Orgeron snagged a pair of talented in-state wideouts from the 2018 class in Terrace Marshall and Ja’Marr Chase, as well as the top 2019 prospect from Louisiana in Derek Stingley. But Alabama still broke through LSU’s fence around Louisiana that year and secured commitments from No. 3 prospect Ishmael Sopsher, a defensive lineman now at USC, and the No. 5 in-state recruit in Baton Rouge’s Christian Harris.
“A lot of people there are LSU fans, but at the end of the day, I had to do what was best for me and my family,” Harris said Tuesday of his choice. “So that’s what it really came down to at the end.”
When Orgeron offered reporters his customary Monday scouting report of Alabama, he made sure to note left tackle Evan Neal and outside linebacker Will Anderson, and how LSU recruited both of them. Each would have fulfilled Orgeron’s promise to go outside Louisiana’s borders to find first-round picks.
But instead of Neal, from Florida, and Anderson, from Georgia, playing for LSU, they are two of the Tide’s best players this season. Neal is expected to be one of the top picks in next April’s NFL draft, while Anderson is well on his way to being one of the first taken in 2023.
Orgeron ended his scouting report by noting the dynamic punt-return abilities of JoJo Earle and how Earle, from Texas, “was committed to us for about three months” before flipping to Alabama.
Alabama has already capitalized on Orgeron’s departure.
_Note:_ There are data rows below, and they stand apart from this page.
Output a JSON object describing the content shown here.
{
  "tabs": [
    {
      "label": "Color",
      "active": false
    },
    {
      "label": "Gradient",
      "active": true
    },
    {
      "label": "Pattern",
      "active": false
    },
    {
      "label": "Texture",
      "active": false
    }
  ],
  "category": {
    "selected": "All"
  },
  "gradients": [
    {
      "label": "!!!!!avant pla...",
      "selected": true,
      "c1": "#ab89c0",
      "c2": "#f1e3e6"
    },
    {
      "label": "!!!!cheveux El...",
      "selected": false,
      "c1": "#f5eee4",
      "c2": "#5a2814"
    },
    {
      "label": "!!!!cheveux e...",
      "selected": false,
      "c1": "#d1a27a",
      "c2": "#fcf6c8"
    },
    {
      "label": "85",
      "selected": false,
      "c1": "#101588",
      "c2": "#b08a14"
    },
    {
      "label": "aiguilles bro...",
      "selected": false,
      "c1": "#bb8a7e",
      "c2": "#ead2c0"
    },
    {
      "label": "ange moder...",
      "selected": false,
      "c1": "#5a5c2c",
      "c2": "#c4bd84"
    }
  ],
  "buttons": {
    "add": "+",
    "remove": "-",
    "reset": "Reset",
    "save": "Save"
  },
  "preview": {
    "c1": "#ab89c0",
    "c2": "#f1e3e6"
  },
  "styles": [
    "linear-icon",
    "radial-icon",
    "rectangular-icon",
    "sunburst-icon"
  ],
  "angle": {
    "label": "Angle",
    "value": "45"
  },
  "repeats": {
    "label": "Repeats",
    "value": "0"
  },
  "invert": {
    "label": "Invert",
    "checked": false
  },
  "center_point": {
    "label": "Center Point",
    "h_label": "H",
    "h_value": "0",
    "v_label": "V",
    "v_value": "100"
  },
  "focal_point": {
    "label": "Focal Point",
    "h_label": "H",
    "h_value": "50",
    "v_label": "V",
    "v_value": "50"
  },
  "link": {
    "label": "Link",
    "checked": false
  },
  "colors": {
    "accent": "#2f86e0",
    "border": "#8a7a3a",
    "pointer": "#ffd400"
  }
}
A day after LSU announced Oct. 17 that Orgeron would leave after this season, 2022 wide receiver prospect Aaron Anderson announced he was de-committing from the Tigers. 247 Sports’ 10th-ranked Louisiana recruit said Friday night he would instead attend Alabama.
“We had an agreement on if [Orgeron] leave, I would be taking my talents to Alabama,” Anderson said.
He might not be alone. Of the top seven prospects from Louisiana in the 2022 class, five are uncommitted and Alabama is among the schools listed as vying for each.
Defensive coordinator Pete Golding is listed as the primary recruiter for most of Alabama’s targets in Louisiana, which is part of the Hammond native’s region on the trail. Golding has gone into Louisiana and gotten commitments from Harris, Aaron Anderson and 2022 defensive lineman Walter Bob, among others.
“I’ve always had a good relationship with Pete since he started recruiting me,” Harris said Tuesday.
LSU’s recruiting success in the state of Alabama has been limited under Orgeron. The Tigers signed a pair of Trussville prospects in 2020 defensive tackle Eric Taylor and 2021 running back Armoni Goodwin, but Alabama’s fence around its own state has largely held up. Of the state’s top-eight rated prospects in 2022 by 247 Sports, five are committed to the Tide and two others, Khurtiss Perry and Shemar James, are projected to pledge the same.
Yet even after the program’s swift decline the past season-and-a-half cost Orgeron his job, he is still recruiting players to LSU — and not backing down ahead of his final trip to Bryant-Denny Stadium as Tigers coach.
“I’m going to be ready to go,” he said Monday. “It’s a tremendous challenge, lot of respect for this football team. But we’re coming.”